The shock response of crystalline Ni with H-free and H-segregated 〈1 1 0〉 symmetric tilt GBs

Abstract

The shock responses of crystalline Ni with two types of symmetric tilt grain boundaries (STGBs) are studied by large-scale molecular dynamics simulations, with special concerns on the effect of hydrogen segregated STGBs on them. The crystalline Ni with different kinds of H-free STGBs have significantly different plastic responses during the shock processes due to different mechanisms of dislocation emission from the STGBs. The segregation of hydrogen atoms at the STGBs significantly affects the dislocation emission from the H-segregated STGBs, and then heavily affects the shock plastic responses of crystalline Ni with H-segregated STGBs. On the one hand, dislocation emission from the H-segregated STGBs is delayed compared with that from the H-free ones at the low shock velocity, showing the so-called lagging effect.

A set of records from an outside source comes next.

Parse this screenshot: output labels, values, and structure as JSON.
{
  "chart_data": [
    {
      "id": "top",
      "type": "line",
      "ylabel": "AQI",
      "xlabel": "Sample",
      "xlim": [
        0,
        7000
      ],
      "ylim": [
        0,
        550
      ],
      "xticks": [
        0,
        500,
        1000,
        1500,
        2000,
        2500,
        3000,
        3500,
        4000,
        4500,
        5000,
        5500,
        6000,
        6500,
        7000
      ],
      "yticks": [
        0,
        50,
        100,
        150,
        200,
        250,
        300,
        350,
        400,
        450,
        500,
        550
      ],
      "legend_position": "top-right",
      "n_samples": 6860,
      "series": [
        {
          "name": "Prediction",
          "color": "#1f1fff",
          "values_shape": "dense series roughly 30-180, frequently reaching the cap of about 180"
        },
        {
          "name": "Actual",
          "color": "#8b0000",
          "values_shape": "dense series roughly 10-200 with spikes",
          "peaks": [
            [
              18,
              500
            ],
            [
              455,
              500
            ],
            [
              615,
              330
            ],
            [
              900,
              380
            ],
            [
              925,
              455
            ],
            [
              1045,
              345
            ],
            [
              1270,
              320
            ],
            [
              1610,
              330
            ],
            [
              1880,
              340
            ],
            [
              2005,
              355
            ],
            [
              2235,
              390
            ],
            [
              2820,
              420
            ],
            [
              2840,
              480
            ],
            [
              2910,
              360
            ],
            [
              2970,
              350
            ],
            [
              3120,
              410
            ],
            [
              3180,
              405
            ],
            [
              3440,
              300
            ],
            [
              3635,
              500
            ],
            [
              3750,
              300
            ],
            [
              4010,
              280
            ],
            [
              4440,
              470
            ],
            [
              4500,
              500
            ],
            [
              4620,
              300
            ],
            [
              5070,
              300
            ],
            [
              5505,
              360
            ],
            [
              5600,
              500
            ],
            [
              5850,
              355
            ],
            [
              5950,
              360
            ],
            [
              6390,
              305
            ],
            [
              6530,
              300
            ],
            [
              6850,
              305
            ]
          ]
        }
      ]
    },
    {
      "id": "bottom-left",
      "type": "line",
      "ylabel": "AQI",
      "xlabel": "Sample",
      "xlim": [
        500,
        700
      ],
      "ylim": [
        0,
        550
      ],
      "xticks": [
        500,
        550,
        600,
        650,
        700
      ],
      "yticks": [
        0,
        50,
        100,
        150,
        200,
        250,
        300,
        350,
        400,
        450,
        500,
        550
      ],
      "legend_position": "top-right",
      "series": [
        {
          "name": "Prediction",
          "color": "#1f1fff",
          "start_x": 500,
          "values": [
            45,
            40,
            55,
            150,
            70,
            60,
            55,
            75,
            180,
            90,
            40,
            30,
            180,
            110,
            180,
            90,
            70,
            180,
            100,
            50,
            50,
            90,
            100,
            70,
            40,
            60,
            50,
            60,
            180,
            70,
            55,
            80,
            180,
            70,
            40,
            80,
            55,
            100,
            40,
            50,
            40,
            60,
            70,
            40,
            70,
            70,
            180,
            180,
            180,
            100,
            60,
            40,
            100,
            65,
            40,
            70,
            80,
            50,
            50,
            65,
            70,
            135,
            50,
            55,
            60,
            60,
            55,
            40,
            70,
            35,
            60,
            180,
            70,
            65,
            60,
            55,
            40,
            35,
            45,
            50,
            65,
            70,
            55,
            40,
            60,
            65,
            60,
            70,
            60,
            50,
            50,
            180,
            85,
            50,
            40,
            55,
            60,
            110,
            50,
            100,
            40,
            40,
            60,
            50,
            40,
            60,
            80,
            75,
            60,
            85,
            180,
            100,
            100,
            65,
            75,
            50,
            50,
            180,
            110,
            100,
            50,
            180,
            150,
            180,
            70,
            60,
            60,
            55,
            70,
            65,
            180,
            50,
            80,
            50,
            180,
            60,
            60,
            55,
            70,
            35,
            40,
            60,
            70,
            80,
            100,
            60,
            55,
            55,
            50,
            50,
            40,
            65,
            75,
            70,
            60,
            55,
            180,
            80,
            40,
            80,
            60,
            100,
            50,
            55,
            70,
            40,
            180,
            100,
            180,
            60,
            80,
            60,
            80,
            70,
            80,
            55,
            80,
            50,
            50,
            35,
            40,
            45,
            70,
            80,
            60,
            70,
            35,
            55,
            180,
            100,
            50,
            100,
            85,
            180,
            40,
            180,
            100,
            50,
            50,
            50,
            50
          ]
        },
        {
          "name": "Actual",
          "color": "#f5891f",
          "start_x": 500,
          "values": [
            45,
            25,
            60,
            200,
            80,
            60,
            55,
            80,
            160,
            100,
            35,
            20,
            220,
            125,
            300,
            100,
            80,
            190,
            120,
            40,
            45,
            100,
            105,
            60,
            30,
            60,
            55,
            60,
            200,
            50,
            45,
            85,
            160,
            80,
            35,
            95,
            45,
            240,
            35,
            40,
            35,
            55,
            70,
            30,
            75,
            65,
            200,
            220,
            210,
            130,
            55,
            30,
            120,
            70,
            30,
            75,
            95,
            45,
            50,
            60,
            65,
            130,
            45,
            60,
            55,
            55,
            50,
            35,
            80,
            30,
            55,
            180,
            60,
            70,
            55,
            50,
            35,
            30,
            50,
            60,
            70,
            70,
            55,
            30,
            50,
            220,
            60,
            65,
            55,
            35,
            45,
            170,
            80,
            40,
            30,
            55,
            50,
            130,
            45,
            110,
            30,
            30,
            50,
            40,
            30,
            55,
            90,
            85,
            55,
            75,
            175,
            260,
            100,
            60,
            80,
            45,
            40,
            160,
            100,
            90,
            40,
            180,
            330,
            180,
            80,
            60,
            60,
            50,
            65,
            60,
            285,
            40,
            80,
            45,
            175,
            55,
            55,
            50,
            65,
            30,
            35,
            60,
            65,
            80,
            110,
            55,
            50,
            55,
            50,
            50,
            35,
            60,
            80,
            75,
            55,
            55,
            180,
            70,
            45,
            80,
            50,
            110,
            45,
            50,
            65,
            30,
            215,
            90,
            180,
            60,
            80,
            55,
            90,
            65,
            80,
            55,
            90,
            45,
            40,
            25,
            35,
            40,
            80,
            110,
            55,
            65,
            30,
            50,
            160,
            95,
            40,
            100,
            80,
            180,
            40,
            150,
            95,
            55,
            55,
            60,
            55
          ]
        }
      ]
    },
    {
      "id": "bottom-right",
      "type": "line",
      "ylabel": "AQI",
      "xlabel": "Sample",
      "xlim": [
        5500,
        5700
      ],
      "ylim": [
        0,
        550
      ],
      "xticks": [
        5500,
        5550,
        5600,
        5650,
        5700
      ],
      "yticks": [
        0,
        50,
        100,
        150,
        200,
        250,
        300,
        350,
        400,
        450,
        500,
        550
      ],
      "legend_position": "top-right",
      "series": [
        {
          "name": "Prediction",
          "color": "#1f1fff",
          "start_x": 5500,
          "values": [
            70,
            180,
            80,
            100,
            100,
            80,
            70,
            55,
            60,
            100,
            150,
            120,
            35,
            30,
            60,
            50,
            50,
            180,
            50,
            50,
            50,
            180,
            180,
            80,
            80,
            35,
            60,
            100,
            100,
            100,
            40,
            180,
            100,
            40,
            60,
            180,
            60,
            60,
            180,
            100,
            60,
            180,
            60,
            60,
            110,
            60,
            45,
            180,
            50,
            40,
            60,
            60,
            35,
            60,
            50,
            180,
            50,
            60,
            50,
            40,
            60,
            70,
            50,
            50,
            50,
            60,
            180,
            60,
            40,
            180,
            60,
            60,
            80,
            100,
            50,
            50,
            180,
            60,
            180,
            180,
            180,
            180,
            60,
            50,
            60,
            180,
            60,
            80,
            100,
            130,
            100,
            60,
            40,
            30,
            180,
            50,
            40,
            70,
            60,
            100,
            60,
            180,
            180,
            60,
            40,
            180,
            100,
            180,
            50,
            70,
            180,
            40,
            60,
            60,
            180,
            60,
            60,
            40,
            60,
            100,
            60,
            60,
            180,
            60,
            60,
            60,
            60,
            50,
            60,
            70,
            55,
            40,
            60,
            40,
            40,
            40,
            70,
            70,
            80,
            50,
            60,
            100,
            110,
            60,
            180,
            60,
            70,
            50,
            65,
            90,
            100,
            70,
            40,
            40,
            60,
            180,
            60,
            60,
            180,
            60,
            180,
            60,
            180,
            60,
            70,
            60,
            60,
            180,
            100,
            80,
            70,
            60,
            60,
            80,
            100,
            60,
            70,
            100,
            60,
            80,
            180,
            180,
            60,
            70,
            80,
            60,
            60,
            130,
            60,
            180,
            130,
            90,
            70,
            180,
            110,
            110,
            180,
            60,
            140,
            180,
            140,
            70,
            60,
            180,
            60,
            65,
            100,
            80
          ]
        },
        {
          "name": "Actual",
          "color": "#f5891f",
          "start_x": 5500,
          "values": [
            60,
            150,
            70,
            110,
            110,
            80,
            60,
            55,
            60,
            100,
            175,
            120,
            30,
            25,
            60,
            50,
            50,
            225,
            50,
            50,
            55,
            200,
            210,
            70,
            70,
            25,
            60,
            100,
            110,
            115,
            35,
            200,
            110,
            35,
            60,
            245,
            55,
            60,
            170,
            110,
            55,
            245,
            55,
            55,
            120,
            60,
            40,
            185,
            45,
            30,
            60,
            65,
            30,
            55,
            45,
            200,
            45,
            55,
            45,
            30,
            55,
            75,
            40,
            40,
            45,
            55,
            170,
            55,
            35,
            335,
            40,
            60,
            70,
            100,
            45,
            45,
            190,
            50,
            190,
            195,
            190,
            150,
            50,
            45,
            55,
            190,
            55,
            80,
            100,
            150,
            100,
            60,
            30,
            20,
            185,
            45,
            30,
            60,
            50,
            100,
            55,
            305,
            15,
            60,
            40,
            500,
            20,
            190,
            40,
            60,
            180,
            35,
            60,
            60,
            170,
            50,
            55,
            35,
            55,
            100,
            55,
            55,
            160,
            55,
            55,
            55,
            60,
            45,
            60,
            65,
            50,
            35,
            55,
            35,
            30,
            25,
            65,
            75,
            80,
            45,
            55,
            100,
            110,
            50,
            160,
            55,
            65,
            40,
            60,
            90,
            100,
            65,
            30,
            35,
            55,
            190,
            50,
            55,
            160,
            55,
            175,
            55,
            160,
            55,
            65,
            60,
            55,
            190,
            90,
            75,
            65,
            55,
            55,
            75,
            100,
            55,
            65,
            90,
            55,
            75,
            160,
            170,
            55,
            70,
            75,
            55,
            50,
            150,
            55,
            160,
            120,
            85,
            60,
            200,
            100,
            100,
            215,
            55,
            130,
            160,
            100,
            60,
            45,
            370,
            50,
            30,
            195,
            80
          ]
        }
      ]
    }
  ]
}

On the other hand, multi-mode dislocation emissions (or dislocation emission on the multi slip systems) are frequently activated from the H-segregated STGBs at the high shock velocity. In addition, the spallation behavior of the crystalline Ni under shock loading is also significantly affected by hydrogen segregation at the STGBs. In the targets with the H-free STGBs, spallation originates mainly from the interior of the grains due to strong interaction and reaction between dislocations there, however, it originates definitely from the H-segregated STGBs due to the reduced GB cohesive strength by hydrogen segregation.